Récemment, le représentant du gouvernement au Sénat nous a écrit au sujet de l’examen de l’ensemble du régime d’assurance-emploi. La phase 1 est terminée et la phase 2 est en cours. Le rapport de la phase 1 ne mentionne pas la situation particulière de l’Île-du-Prince-Édouard. Comme il s’agit d’un examen de la situation globale, il n’est pas certain qu’il se penchera sur la situation bien particulière de l’Île-du-Prince-Édouard. Considérant l’iniquité du système actuel, je crois que les modifications relativement simples proposées par la sénatrice Griffin constituent une solution élégante et utile.

En tout respect, je rappelle aux honorables sénateurs les enjeux étudiés par la Chambre des communes et par les comités du Sénat et dont j’ai parlé plus tôt. J’ai bien écouté mes collègues et, même si je suis sénatrice depuis relativement peu de temps, j’ai remarqué l’excellence du travail mené par les comités sénatoriaux. J’apprécie leurs conseils quant au fait que, même si deux comités sénatoriaux et la Chambre ont fait des recommandations à ce sujet et que les comités en question — comme moi — ont écouté des Prince-Édouardiens, nous devons mener un examen exhaustif et étudier le projet de loi avec attention. Je parle évidemment du projet de loi S-236.

Certains sénateurs sont d’avis que le Comité des affaires sociales est le mieux placé pour mener une telle étude. Au Comité des finances nationales — où nous souscrivons à des principes de transparence et de reddition de comptes, comme nous le rappelle notre excellent président à presque toutes les réunions, et où nous avons entendu des témoins comme le maire de Charlottetown sur la question —, certains membres voudraient effectuer cette étude. Cependant, compte tenu des études en cours à ces deux comités, aucun d’entre eux n’a le temps ou les ressources pour examiner le projet de loi S-236 — et il n’est pas possible d’en dégager. En ce moment, le Comité de l’agriculture et des forêts a la capacité, le temps et les ressources pour étudier le projet de loi S-236. Je dois insister sur le fait que c’est le cas « en ce moment ».

Chers collègues, cette situation existe depuis 2014. Elle s’est améliorée brièvement pendant la pandémie avec le retour des navires de croisière à l’Île-du-Prince-Édouard, de la saison touristique et des semailles du printemps, autrement dit, avec le retour des emplois saisonniers.
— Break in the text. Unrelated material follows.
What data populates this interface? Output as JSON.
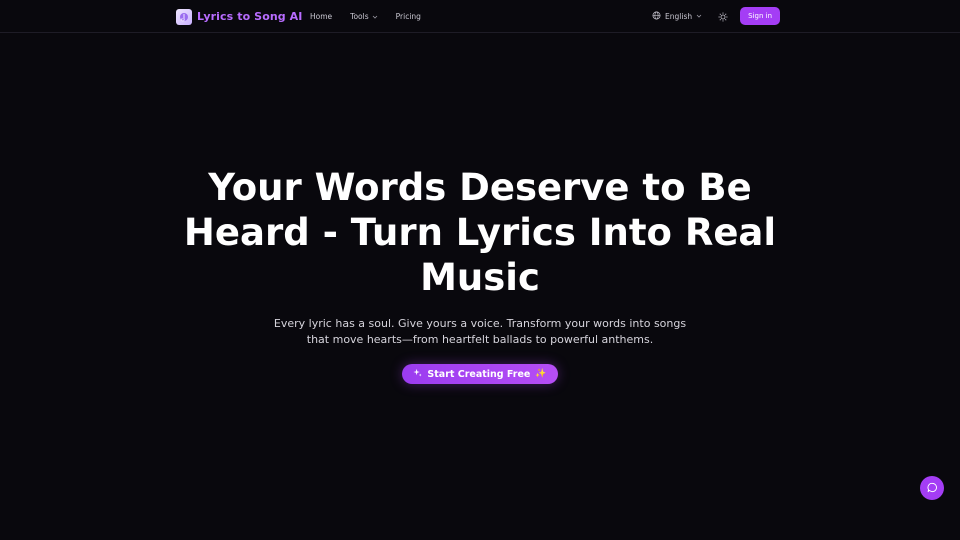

La distinction artificielle et inéquitable entre les Prince-Édouardiens des régions rurales et urbaines en ce qui concerne les prestations d’assurance-emploi doit prendre fin. Retarder cette étude à un moment où un comité sénatorial est parfaitement capable de s’en occuper perpétue le problème.

Plus tôt aujourd’hui, nous avons entendu des sénateurs parler de l’urgence de renvoyer d’autres projets de loi aux comités du Sénat aux fins d’un examen rapide. Je ne dis pas que cette question constitue une urgence nationale. Je dis qu’elle est urgente pour les Prince-Édouardiens, nos concitoyens canadiens, et que les sénateurs disposent des outils nécessaires pour régler cette question rapidement. Aujourd’hui, je demande que nous le fassions.

Les sénateurs se souviendront que je prends souvent la parole pour dire que je suis heureuse de pouvoir vous parler. Aujourd’hui, mon journal de reconnaissance m’a rappelé qu’il faut être authentique et fidèle à ce qui nous anime et utiliser cette passion pour agir dans l’intérêt des personnes, des lieux et des espaces qui nous entourent. Je crois que j’ai été authentique aujourd’hui au moment de manifester ma passion pour l’équité en matière de prestations d’assurance-emploi envers les Prince-Édouardiens. Avec toute la passion que j’ai pour le bon travail du Sénat, je vous demande respectueusement d’appuyer aujourd’hui l’adoption du projet de loi S-236 et son renvoi subséquent au Comité de l’agriculture.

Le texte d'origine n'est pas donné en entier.